# oxicuda-dnn
GPU-accelerated deep learning primitives -- a pure Rust cuDNN equivalent.
Part of the [OxiCUDA](https://github.com/cool-japan/oxicuda) project.
## Overview
`oxicuda-dnn` delivers the core building blocks for training and inference of
deep neural networks on NVIDIA GPUs, implemented entirely in Rust with no
C/Fortran dependencies. It covers convolution (five algorithm families with
forward and backward passes), multi-head attention with FlashAttention-2, MoE
routing, normalization layers, pooling, resize, and quantization.

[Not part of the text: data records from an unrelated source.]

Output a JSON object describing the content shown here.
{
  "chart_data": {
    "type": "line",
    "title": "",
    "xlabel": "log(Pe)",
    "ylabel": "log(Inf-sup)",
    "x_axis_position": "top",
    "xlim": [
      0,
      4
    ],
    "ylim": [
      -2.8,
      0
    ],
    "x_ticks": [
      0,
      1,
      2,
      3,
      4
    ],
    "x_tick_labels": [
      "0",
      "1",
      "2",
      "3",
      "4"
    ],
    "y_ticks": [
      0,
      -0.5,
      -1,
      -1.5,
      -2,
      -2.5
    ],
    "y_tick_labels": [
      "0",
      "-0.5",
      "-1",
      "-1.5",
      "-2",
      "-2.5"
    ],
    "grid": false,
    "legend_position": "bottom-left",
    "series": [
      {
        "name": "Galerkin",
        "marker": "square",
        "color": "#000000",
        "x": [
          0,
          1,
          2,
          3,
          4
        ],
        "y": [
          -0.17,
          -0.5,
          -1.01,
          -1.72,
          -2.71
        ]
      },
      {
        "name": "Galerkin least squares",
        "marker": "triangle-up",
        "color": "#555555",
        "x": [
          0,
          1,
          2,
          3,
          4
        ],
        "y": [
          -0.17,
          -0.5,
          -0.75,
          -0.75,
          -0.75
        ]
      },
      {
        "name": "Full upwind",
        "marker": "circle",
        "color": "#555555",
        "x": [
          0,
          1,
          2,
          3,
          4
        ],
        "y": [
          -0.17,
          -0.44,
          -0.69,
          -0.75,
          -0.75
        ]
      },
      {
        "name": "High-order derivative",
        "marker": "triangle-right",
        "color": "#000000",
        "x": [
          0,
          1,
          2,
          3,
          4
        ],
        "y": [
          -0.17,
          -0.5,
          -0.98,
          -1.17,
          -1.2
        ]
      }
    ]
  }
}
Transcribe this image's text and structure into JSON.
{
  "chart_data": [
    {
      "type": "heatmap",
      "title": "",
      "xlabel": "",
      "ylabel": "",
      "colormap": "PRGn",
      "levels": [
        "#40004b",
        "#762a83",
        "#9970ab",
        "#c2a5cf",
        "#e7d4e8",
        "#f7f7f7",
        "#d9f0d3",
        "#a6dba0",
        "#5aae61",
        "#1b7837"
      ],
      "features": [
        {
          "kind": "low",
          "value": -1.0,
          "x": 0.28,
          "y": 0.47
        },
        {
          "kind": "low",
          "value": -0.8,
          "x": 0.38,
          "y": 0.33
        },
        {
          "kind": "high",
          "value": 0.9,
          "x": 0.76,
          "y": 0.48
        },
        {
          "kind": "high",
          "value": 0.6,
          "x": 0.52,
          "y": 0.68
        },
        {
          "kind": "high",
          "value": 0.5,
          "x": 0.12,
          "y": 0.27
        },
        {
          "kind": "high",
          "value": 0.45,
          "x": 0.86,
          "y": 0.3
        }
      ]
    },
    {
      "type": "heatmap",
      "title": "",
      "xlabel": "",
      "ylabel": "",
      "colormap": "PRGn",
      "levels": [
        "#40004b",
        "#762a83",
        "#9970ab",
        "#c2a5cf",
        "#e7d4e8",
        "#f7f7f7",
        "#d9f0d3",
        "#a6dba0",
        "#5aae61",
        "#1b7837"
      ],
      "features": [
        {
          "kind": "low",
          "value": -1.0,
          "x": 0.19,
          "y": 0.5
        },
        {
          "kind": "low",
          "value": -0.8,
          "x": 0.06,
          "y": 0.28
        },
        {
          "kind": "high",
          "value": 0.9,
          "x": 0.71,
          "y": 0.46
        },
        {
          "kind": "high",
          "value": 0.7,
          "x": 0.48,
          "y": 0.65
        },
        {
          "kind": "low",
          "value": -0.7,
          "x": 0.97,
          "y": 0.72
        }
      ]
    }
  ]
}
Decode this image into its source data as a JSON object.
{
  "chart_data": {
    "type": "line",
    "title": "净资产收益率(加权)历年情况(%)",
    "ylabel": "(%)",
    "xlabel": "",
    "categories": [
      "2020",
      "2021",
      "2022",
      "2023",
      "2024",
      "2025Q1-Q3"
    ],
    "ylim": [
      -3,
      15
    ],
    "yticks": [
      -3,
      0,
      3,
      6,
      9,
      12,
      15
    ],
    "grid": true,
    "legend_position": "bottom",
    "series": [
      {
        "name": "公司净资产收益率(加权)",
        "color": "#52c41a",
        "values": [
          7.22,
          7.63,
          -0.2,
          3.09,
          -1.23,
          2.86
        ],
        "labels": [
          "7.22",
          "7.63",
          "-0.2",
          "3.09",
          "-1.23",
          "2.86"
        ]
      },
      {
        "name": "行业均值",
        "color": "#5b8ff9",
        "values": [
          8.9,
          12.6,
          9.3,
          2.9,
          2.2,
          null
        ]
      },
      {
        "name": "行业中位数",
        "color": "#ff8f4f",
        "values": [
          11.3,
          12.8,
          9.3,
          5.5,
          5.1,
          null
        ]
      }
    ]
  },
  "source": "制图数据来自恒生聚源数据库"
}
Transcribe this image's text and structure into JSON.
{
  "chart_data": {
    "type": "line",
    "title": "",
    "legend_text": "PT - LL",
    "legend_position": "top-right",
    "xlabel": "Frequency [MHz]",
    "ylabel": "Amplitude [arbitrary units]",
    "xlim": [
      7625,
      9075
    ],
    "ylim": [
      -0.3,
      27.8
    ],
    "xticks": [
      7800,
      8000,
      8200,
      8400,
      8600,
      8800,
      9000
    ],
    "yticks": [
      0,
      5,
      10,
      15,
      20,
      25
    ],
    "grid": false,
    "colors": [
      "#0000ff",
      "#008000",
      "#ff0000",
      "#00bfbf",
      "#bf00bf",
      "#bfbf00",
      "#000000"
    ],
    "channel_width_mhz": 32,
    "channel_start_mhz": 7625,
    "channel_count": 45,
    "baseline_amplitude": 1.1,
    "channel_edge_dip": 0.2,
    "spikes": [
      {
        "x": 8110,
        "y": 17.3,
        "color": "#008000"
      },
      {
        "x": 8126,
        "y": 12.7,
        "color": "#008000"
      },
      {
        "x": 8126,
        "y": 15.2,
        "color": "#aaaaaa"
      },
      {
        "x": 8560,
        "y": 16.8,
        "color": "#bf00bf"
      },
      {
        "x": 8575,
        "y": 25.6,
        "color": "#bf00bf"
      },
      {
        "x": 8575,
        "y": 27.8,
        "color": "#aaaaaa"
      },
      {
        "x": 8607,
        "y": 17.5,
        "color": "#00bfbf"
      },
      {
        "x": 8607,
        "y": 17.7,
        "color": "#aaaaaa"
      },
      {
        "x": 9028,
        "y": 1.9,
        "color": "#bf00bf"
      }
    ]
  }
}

The crate builds on `oxicuda-blas` for GEMM-based algorithms (im2col
convolution, MoE grouped GEMM) and on `oxicuda-ptx` for runtime PTX kernel
generation. `DnnHandle` manages a CUDA stream, a BLAS sub-handle, and a PTX
cache so that compiled kernels are reused across calls.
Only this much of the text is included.